As with his two previous poetry collections, Sailing To Ithaca and The Giving Of Pears, Abayomi Animashaun’s Seahorses does not hesitate to present stark truths in real-world settings.
Seahorses begins with a poem titled “Aubade” in which Animashaun transforms the expected song of morning into a recital of suffering, replete with “children caged like hens— / many without bread—” who fall victim to the greed of political forces they do not understand. The visceral poem sets the stage for a collection that explores the immigrant experience from multiple perspectives, with a focus on the shifting identities of both the oppressed and their oppressors.
Reflecting on his early upbringing in Lagos, Nigeria, and later arrival in America, Animashaun writes of finding “God’s will / in a new paradise.” But for an immigrant, this paradise can be a purgatory, as in the poem “White Rooms,” a place where “your face must turn white” to survive. In “After Coming Home from the Detainment Camp,” Animashaun presents the view of a guard who is just doing his job, a man whose identity is a mask he wears to protect his family: “When the house is silent / You oil your gun.”

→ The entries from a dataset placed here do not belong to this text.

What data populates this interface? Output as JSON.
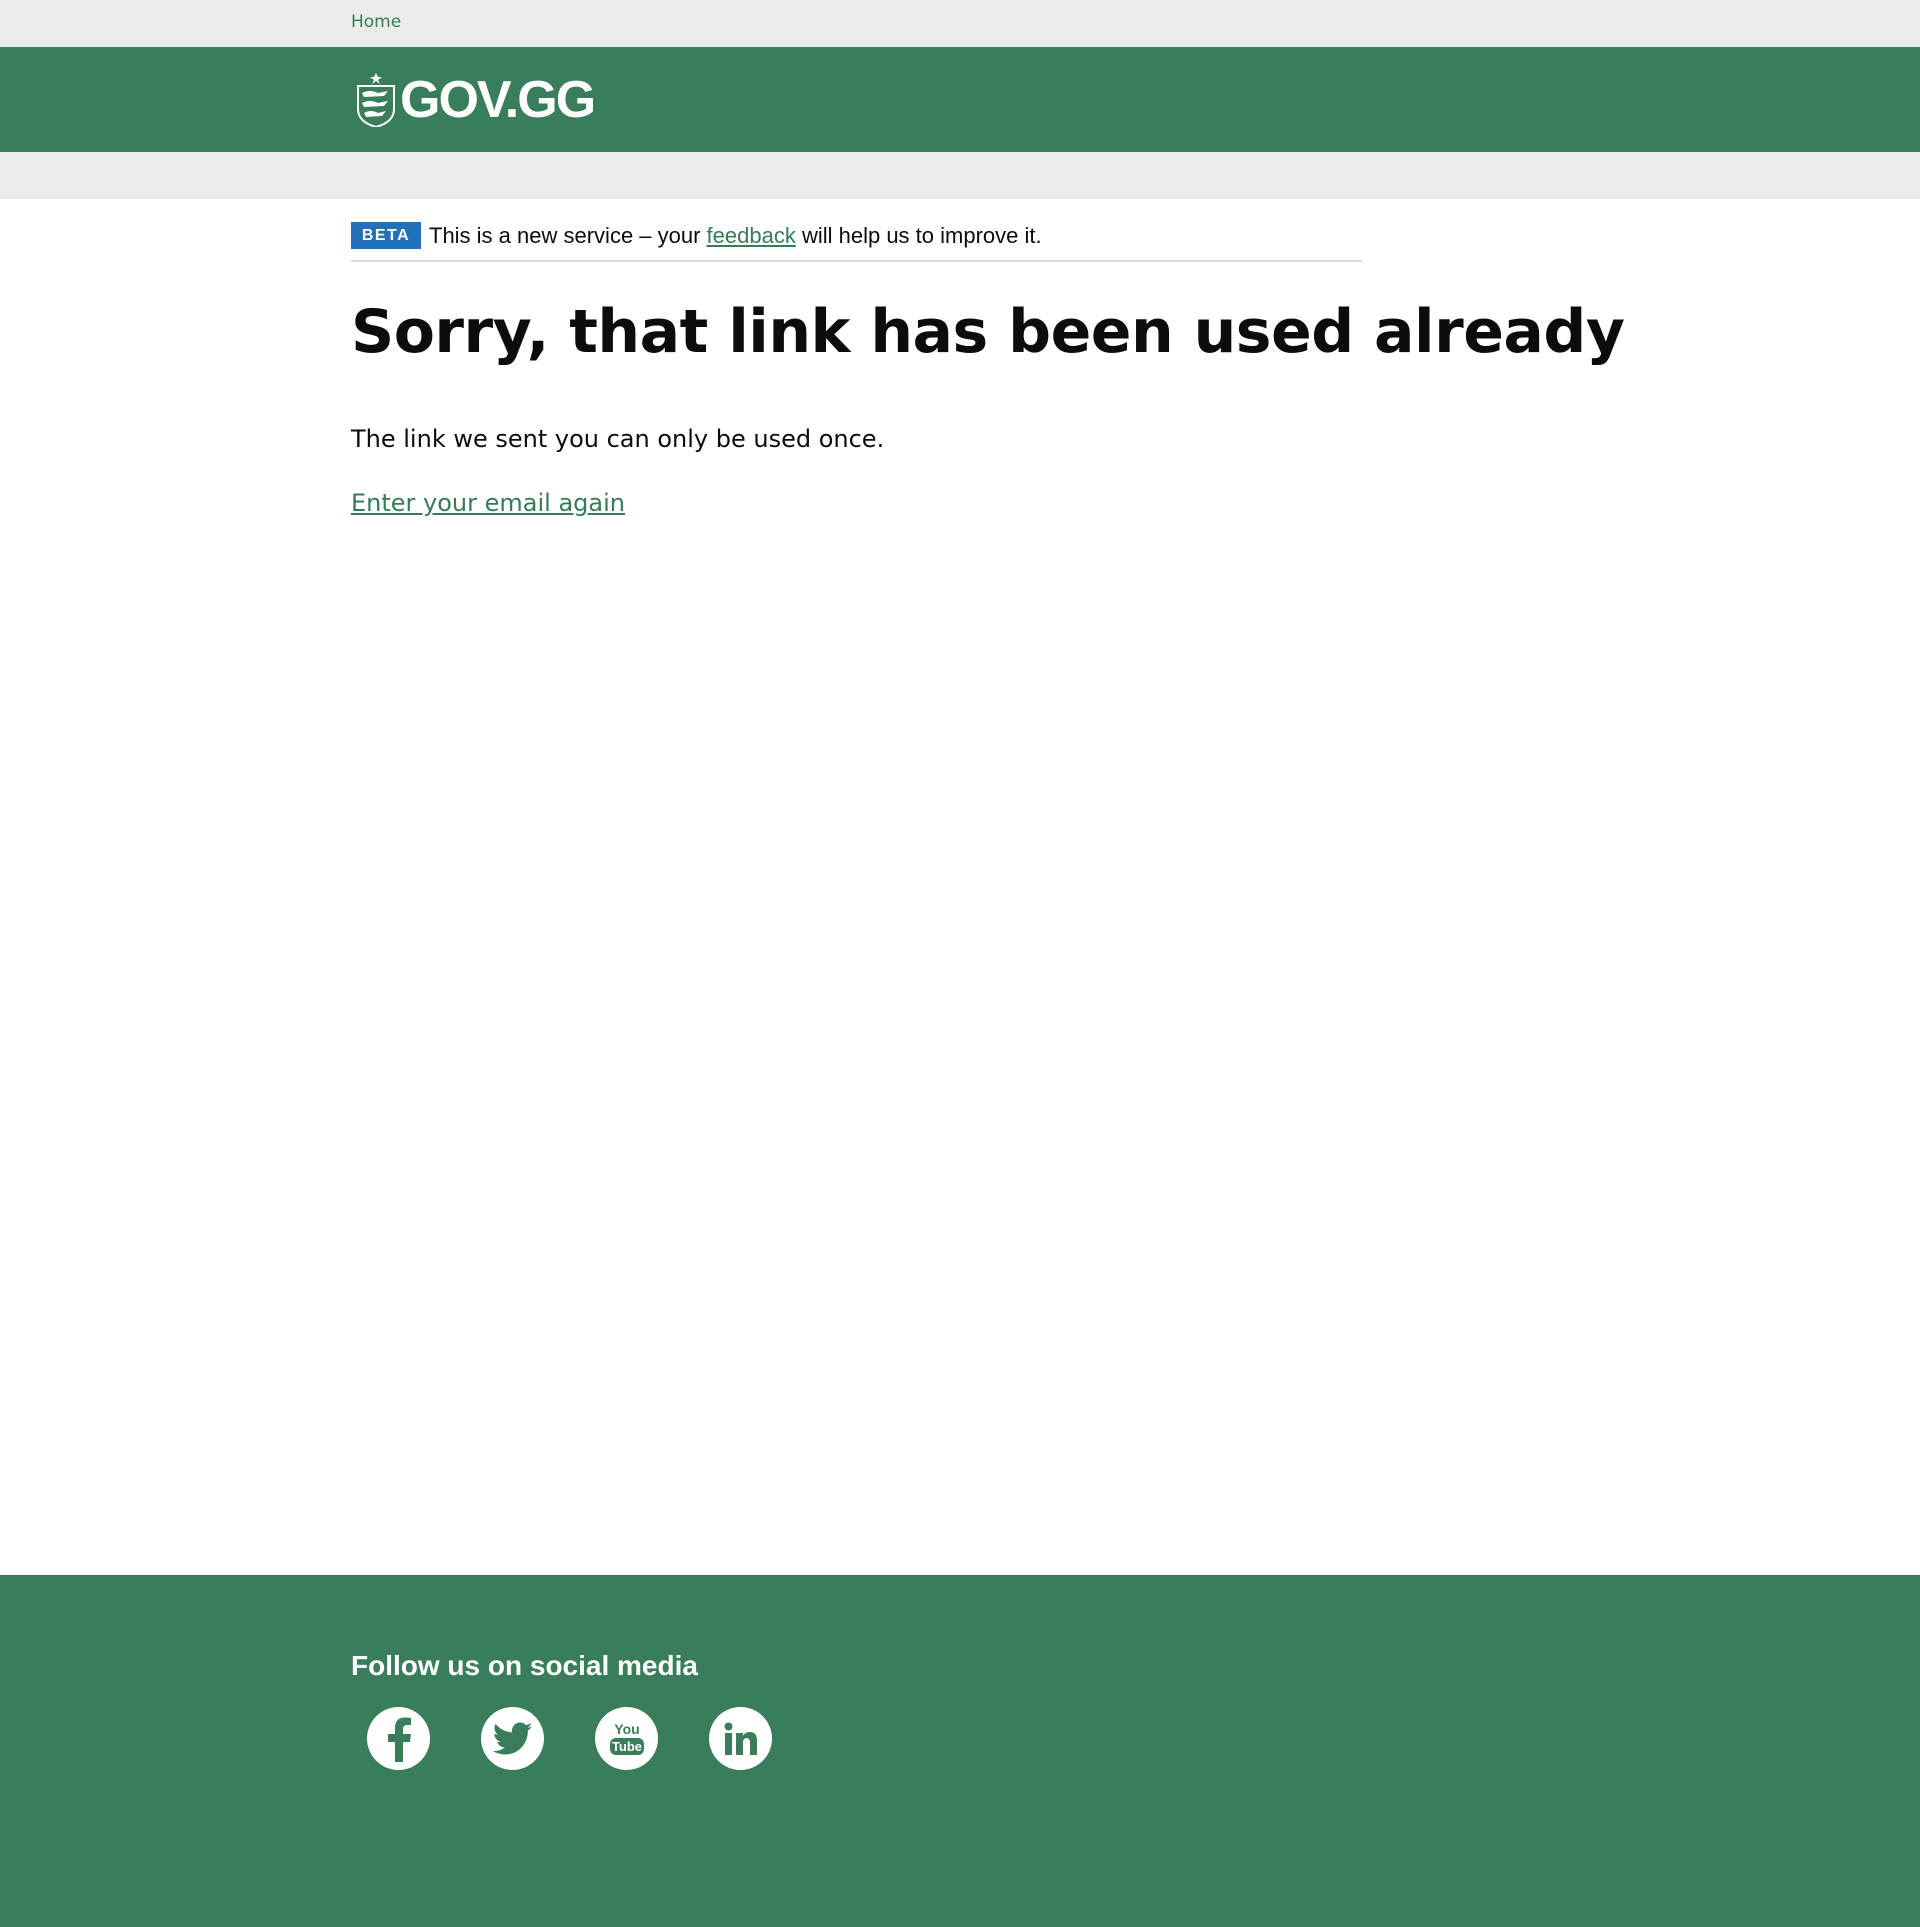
{
  "topbar": {
    "home_link": "Home"
  },
  "header": {
    "logo_text": "GOV.GG"
  },
  "beta_banner": {
    "tag": "BETA",
    "text_before": "This is a new service – your ",
    "link": "feedback",
    "text_after": " will help us to improve it."
  },
  "main": {
    "title": "Sorry, that link has been used already",
    "message": "The link we sent you can only be used once.",
    "retry_link": "Enter your email again"
  },
  "footer": {
    "heading": "Follow us on social media",
    "social": [
      {
        "icon": "facebook-icon"
      },
      {
        "icon": "twitter-icon"
      },
      {
        "icon": "youtube-icon",
        "text_top": "You",
        "text_bottom": "Tube"
      },
      {
        "icon": "linkedin-icon"
      }
    ]
  },
  "colors": {
    "brand_green": "#397d5a",
    "link_green": "#367b58",
    "beta_blue": "#2271b8",
    "grey_bar": "#ebebeb"
  }
}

In “Collateral Damage,” one of the most chilling and evocative poems in Seahorses, Animashaun imagines how genocide might look through the eyes of “the old revolutionaries” who gather to convivially drink “from the same small cup” of unsweetened tea, these men who say “nothing of the thousand infants / Whose burnt and severed heads / They counted and proudly hung on spikes.”
The second part of Seahorses explores biblical (“Jesus’ Day Job,” “Standing in the Ruins of Gomorrah”) and popular literary tropes such as the Wizard of Oz, to question what constitutes reality and what is merely enticing fantasy:
So what
If this man’s
Yellow brick road
Is not yellow
And is no road.
The journey for all of us, Animashaun seems to say, comes to the same end by “Taking down this picture / Of the person you once were.”
After passing through these dark nights of the soul, the reader’s pilgrimage concludes on rising notes of acceptance and the possibility of transcending our instincts toward tribalism. Animashaun’s poem “Communion” allows that, though there may be vast differences of opinions and beliefs, “after years of talking over each other / we can finally sit on the porch” sharing “a simple meal of stale bread and salted fish.”
From first page to last, Abayomi Animashaun’s Seahorses is a collection of harrowing and enlightening poems that readers will not soon forget.